It is late June and I am only just now seeing my first confirmed monarch sighting of the year. This butterfly was moving so quickly that I just barely got a few blurry photos of it. Her wings were faded and ragged, but she did lay at least one egg there on the milkweed here in Asheville. I have not seen any in Chapel Hill. Has anyone else seen any monarchs this year?
I saw several when I was in Columbia.
While we were in Asheville last week, I kept seeing this unusual weed everywhere. It’s leaves were shaped like miniature oak leaves! So I looked it up using the Seek app and it was identified as clammy goose foot. The photo in the app matched the plant I was seeing perfectly.
Clammy goosefoot, what hilarious name! I will not forget it anytime soon.

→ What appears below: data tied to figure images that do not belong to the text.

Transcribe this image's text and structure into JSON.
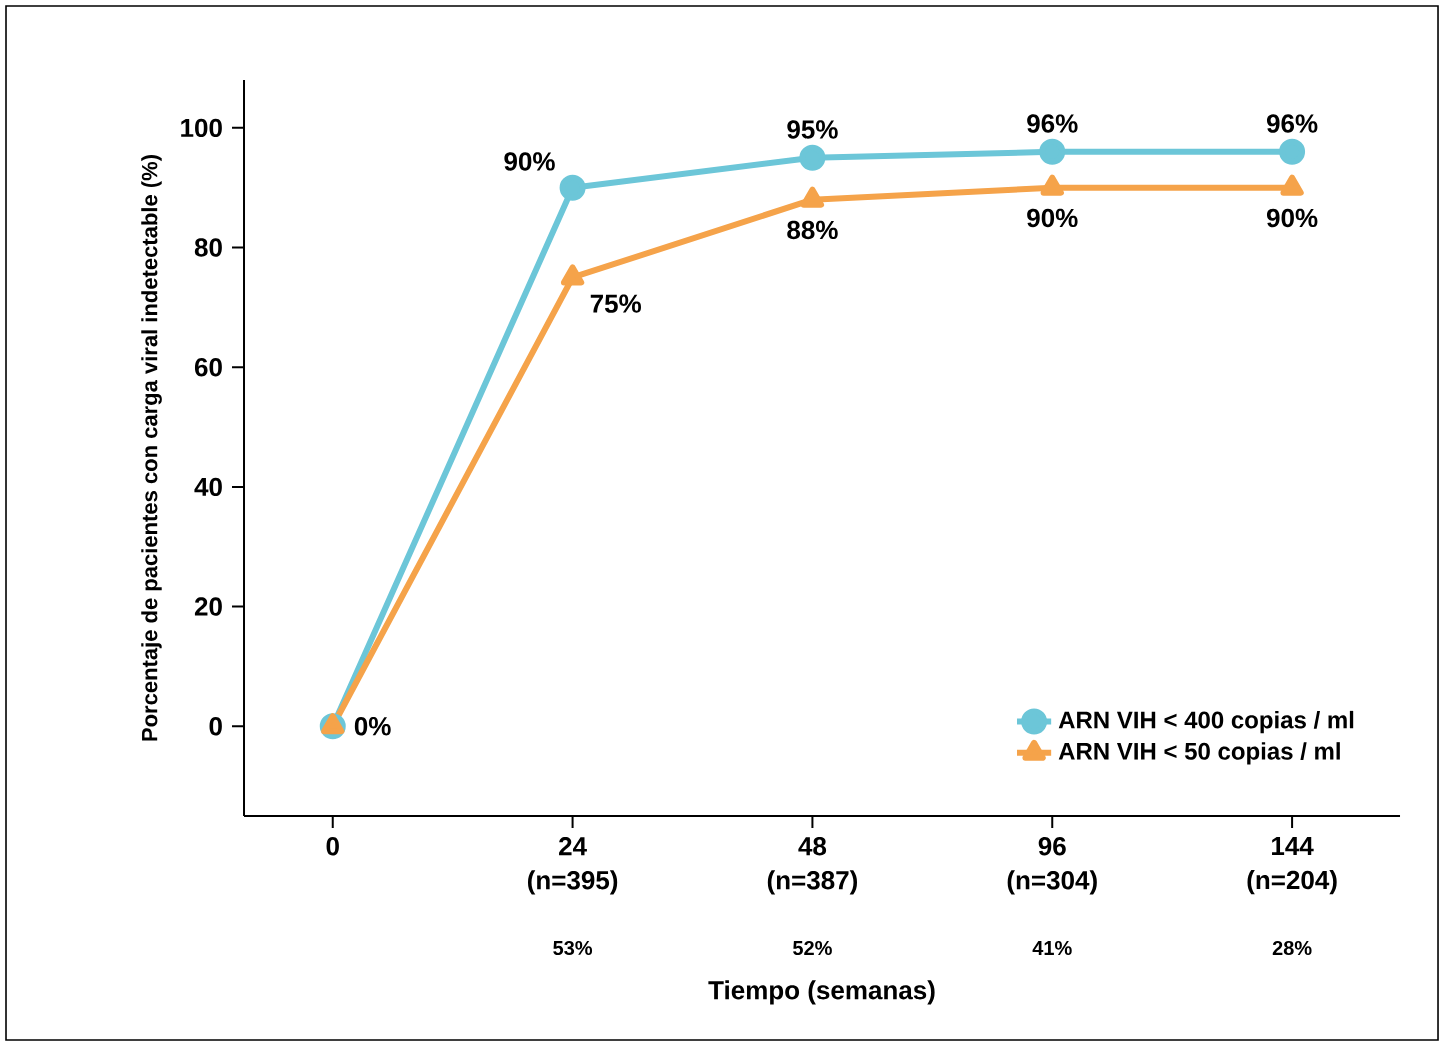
{
  "chart_data": {
    "type": "line",
    "xlabel": "Tiempo (semanas)",
    "ylabel": "Porcentaje de pacientes con carga viral indetectable (%)",
    "categories": [
      "0",
      "24 (n=395)",
      "48 (n=387)",
      "96 (n=304)",
      "144 (n=204)"
    ],
    "series": [
      {
        "name": "ARN VIH < 400 copias / ml",
        "color": "#6cc6d8",
        "marker": "circle",
        "values": [
          0,
          90,
          95,
          96,
          96
        ],
        "value_labels": [
          null,
          "90%",
          "95%",
          "96%",
          "96%"
        ]
      },
      {
        "name": "ARN VIH < 50 copias / ml",
        "color": "#f5a34a",
        "marker": "triangle",
        "values": [
          0,
          75,
          88,
          90,
          90
        ],
        "value_labels": [
          "0%",
          "75%",
          "88%",
          "90%",
          "90%"
        ]
      }
    ],
    "ylim": [
      -15,
      108
    ],
    "yticks": [
      0,
      20,
      40,
      60,
      80,
      100
    ],
    "grid": false,
    "legend": "bottom right",
    "line_style": "solid",
    "annotations": [
      "53%",
      "52%",
      "41%",
      "28%"
    ]
  }
}
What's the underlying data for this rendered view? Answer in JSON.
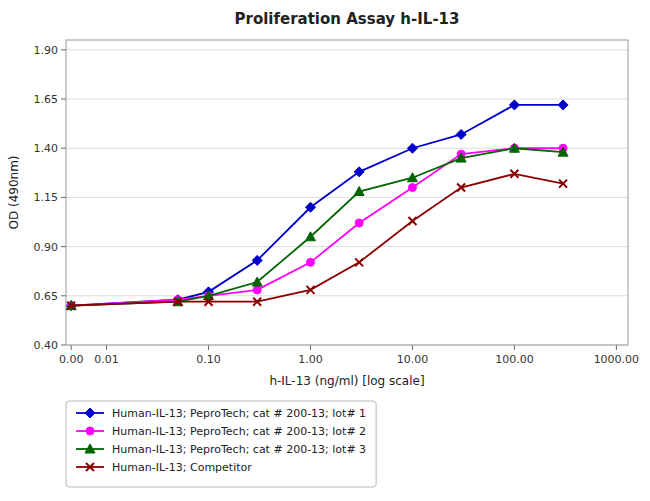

Sometimes my husband and I go to Asheville to visit our daughter. At the house where we stay there are gardens and several big beautiful trees. There is this one tree though, that is so big. It must be around 400 years old! That’s my best estimate, not being a tree expert or anything.
Lately I’ve been trying to imagine what it must’ve been like around here before it was ever logged. And part of that is that I am noticing the sizes of the trees and especially making note of the extra large trees. Well, this particular tree at the house in Asheville is the largest I’ve seen since I’ve begun this effort.
OK, so it’s really big! The trunk is like a wall it is so wide. About 35 feet up it divides into two branches. Each of these is about the size of a regular large tree. Then after 15 more feet it branches into six very large branches the canopy doesn’t begin until about 50 feet up and the whole tree is probably about 85 feet tall. It is truly a giant!
It’s presence is so quiet and majestic. It’s like being next to an elephant that hasn’t moved in 400 years.
This tree must’ve been standing there watching as the house was built in the 1880s. And it must’ve seen so much history during its lifetime! Why aren’t there more trees like this?
I am thankful that this tree has been allowed to reach its current potential. I would love to see what it looks like in another 400 years.